He gets around London with the help of his guide dog, Kika, to whom Patel recently attached a GoPro camera to film the discrimination he faces every day from fellow Londoners.

"The city is a scary place. It's like someone put you in the middle of Trafalgar Square, turned you in a circle and said 'find your way home'," Patel was quoted as saying by BBC.

The footage captured by his canine guide has not always shown a city willing to help him.

"The video came out of necessity. Kika was getting hit by peoples' bags and she was getting a lot of abuse. A woman stopped me one day and had a go at me for holding everyone up and said I should apologise, which was a real shock," he said.

The former doctor found a solution -- attach a GoPro to Kika's harness and film every journey. Patel's wife, Seema, can then review the footage if it is felt there was something amiss about that day.

And when alterations were made to a London train station the camera came into its own.

"I asked for help and no one came.

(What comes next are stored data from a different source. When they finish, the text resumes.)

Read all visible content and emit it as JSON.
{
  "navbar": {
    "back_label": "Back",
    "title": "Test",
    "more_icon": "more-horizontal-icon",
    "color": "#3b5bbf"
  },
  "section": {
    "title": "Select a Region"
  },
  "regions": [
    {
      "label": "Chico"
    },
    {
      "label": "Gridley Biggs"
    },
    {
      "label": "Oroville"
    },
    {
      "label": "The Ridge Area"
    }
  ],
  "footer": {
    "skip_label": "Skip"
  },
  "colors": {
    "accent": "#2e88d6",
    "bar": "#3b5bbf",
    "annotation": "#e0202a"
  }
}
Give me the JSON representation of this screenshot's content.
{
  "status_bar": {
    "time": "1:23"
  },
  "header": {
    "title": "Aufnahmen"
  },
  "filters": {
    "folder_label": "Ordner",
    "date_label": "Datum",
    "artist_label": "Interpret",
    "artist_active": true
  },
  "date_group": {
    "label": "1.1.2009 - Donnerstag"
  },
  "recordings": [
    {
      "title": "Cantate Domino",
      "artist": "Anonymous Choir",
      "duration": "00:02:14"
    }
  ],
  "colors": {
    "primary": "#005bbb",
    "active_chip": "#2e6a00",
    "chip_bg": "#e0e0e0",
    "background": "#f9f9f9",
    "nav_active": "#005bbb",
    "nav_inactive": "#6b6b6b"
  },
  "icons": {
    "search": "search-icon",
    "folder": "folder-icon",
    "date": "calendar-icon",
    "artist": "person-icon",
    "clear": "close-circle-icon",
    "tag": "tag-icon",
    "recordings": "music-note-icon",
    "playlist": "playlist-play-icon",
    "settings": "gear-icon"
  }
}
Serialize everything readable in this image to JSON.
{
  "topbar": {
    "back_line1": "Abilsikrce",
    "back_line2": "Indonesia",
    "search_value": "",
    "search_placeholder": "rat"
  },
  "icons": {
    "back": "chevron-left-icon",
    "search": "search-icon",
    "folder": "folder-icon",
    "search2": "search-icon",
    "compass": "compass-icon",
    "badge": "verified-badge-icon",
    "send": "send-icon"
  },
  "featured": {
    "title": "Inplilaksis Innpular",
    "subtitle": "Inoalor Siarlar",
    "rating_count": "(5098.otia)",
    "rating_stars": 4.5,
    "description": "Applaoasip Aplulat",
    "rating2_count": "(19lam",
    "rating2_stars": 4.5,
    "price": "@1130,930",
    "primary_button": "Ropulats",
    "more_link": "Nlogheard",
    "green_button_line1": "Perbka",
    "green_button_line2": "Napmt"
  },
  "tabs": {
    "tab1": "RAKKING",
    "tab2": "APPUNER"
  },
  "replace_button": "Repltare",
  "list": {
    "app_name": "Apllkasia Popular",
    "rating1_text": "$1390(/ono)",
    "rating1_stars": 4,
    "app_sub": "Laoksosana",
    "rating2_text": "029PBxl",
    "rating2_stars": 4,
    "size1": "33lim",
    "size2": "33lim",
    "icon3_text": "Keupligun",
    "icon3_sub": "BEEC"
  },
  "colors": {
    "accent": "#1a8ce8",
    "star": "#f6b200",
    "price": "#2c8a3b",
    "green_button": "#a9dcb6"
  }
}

The video shows lots of staff standing around me and this one guy looking over many times," Patel said.

"Eventually when the staff member actually came to me the first thing he said was 'sorry I didn't see you' and that really bugged me," he said.

The footage was sent to Network Rail giving Patel the "valuable evidence" needed to lodge a formal complaint about an incident he could not see.

The video had an impact and Network Rail investigated before giving further training to its staff.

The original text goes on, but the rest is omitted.